Tuzani.
First let one fall, and the survivor then
May open straight the doors.
Mendoza.
Well said.
[631] This character of Lope de Figueroa may serve as a specimen of the way in which Calderon gave life and interest to many of his dramas. Lope is an historical personage, and figures largely in the second volume of Hita’s “Guerras,” as well as elsewhere. He was the commander under whom Cervantes served in Italy, and probably in Portugal, when he was in the Tercio de Flándes,—the Flanders regiment,—one of the best bodies of troops in the armies of Philip II. Lope de Figueroa appears again, and still more prominently, in another good play of Calderon, “El Alcalde de Zalamea,” the last in the common collection. Its hero is a peasant, finely sketched, partly from Lope de Vega’s Mendo, in the “Cuerdo en su Casa”; and it is said at the end that it is a true story, whose scene is laid in 1581, at the very time Philip II. was advancing toward Lisbon, and when Cervantes was probably with this regiment at Zalamea.

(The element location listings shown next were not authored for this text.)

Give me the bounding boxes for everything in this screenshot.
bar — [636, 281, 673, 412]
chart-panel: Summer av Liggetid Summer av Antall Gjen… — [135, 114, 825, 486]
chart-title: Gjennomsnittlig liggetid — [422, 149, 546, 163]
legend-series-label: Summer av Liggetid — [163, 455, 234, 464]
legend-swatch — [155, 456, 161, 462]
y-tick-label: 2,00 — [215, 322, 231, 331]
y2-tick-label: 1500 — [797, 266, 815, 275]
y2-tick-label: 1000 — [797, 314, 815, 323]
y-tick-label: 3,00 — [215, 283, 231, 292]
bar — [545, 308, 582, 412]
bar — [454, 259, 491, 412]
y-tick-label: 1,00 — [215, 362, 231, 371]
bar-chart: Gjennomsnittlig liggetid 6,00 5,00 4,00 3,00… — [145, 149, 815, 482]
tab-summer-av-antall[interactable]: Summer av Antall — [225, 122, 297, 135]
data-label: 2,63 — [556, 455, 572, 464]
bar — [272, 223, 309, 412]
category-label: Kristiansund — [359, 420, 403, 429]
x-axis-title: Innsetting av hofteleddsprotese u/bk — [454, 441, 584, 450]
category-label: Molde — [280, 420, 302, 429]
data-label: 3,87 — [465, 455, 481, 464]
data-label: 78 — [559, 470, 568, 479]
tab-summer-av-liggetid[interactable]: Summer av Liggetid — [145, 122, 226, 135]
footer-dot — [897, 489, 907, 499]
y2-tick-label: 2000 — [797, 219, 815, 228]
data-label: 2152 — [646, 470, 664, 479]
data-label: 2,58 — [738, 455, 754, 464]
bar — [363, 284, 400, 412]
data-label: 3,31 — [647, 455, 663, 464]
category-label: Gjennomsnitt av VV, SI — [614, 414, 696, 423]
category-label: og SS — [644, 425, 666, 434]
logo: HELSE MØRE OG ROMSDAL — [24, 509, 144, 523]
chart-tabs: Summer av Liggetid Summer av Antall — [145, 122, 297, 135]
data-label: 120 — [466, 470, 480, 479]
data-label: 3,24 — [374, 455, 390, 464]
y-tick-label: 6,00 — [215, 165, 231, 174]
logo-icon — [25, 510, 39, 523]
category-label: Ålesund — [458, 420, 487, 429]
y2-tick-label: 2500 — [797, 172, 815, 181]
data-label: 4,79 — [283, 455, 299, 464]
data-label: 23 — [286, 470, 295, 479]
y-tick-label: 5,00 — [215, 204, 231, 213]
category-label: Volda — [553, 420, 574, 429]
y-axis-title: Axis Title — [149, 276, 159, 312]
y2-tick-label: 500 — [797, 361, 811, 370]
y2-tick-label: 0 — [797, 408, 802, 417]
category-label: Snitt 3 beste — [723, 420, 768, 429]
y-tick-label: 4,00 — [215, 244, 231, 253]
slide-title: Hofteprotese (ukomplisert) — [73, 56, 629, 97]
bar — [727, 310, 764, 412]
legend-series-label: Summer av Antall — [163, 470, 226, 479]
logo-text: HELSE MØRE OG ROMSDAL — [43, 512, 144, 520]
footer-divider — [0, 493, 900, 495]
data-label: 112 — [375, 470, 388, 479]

[632] About this time, there was a strong disposition shown by the overweening sensibility of Spanish loyalty to relieve the memory of Peter the Cruel from the heavy imputations left resting on it by Pedro de Ayala, of which I have taken notice, (Period I., chap. 9, note 17), and of which traces may be found in Moreto, and the other dramatists of the reign of Philip IV. Pedro appears also in the “Niña de Plata” of Lope de Vega, but with less strongly marked attributes.